Pearson chi-square tests (when the “don’t know” option was included) and Mantel-Haenszel chi-square tests for ordered categorical responses (when the “don’t know” option was excluded) were used to compare the groups for differences in the questionnaire responses. Agreement between the child and parent responses to the questionnaire was evaluated using two-way contingency tables, percent agreement, and kappa statistics.
2
Subjects and methods
2.1
Study design
The present study followed a multi-center, parallel, randomized, laboratory analyst-blind design. Subjects (7–12 yrs) were randomized to either a gummy bear or no-gummy bear study group. A baseline plaque sample was obtained after a wash-out period. Fluoride varnish was applied to all teeth in both groups, with subjects in the gummy bear group receiving two calcium-containing gummy bears prior to varnish application. Subjects were given two questionnaires to complete (one for the subject, one for the parent – identical content, with the one for the parent serving as validation of their child’s answers) to investigate adherence to post-treatment instructions. Three days after varnish application, a second plaque sample was obtained. Plaque samples were analyzed for plaque fluid and total plaque fluoride concentrations.
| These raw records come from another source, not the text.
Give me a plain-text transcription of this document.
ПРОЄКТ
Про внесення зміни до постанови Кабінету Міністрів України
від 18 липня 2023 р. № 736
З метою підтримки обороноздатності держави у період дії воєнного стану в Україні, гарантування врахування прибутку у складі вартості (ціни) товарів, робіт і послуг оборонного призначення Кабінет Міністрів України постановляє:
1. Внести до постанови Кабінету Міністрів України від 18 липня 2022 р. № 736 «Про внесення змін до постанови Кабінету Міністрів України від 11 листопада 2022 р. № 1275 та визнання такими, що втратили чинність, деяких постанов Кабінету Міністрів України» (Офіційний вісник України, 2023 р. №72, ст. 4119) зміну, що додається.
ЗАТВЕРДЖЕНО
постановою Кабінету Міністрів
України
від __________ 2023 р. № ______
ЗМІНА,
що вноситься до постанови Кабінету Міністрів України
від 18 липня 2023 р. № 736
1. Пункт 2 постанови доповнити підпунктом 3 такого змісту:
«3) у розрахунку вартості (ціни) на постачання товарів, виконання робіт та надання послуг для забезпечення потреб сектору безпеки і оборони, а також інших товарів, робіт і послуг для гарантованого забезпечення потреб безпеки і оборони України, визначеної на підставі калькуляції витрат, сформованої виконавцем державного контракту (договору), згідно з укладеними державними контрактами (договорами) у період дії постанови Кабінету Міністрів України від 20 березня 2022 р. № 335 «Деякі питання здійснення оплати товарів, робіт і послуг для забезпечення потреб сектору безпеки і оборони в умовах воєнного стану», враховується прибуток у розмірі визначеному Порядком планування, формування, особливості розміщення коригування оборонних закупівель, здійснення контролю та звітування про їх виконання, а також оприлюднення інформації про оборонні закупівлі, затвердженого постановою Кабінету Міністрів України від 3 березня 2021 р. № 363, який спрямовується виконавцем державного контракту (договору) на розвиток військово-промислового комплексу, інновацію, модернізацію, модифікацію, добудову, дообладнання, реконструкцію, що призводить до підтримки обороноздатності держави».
Responses for each question in the questionnaire were summarized using basic frequencies and adherence to written instructions determined.
2.2
Ethical aspects
The present study was conducted in accordance with the Declaration of Helsinki. The study protocol, forms, written instructions and questionnaires were reviewed and approved by the IUPUI Institutional Review Board, #1509237792. The study was conducted at schools and community centers in Indianapolis, IN (US) and at the Oral Health Research Institute (OHRI). Written parent consent and child assent (subjects) were obtained prior to screening. Subjects received oral soft and hard tissue examinations throughout the study.
2.3
Subjects
Forty-four subjects, aged 7–12 years, who met the inclusion criteria (good general and oral health; at least 16 teeth; no oral soft tissue lesions, no periodontal disease including severe gingivitis or cavitated carious lesions; understand, willing, able and likely to comply with study instructions) were enrolled. Exclusion criteria were known or suspected allergy or hypersensitivity to fluoride varnishes (e.g. pine nut allergy); taking fluoride supplements or other fluoride products for medical purposes except for fluoride naturally occurring in diet and toothpaste; taking any prescription antibiotics for any medical purpose. A randomization schedule, provided by the biostatistician, was used to assign subjects to the two study groups at screening.
2.4
Study products
The study products can be found in Table 1 . The gummy bears had a declared calcium content of 100 mg per gummy in the form of tricalcium phosphate, with a daily serving size of two gummies. Prior to the conduct of the present study, the ability of a variety of calcium-containing gummies to release ionic calcium was evaluated (see Supplemental material). The chosen brand was selected due its superior ability to release calcium. The serving size of 200 mg calcium is somewhat comparable to the amount of calcium applied in a pre-rinse in the study by Vogel et al. [ ] (20 ml of 150 mM calcium equates to 120 mg calcium).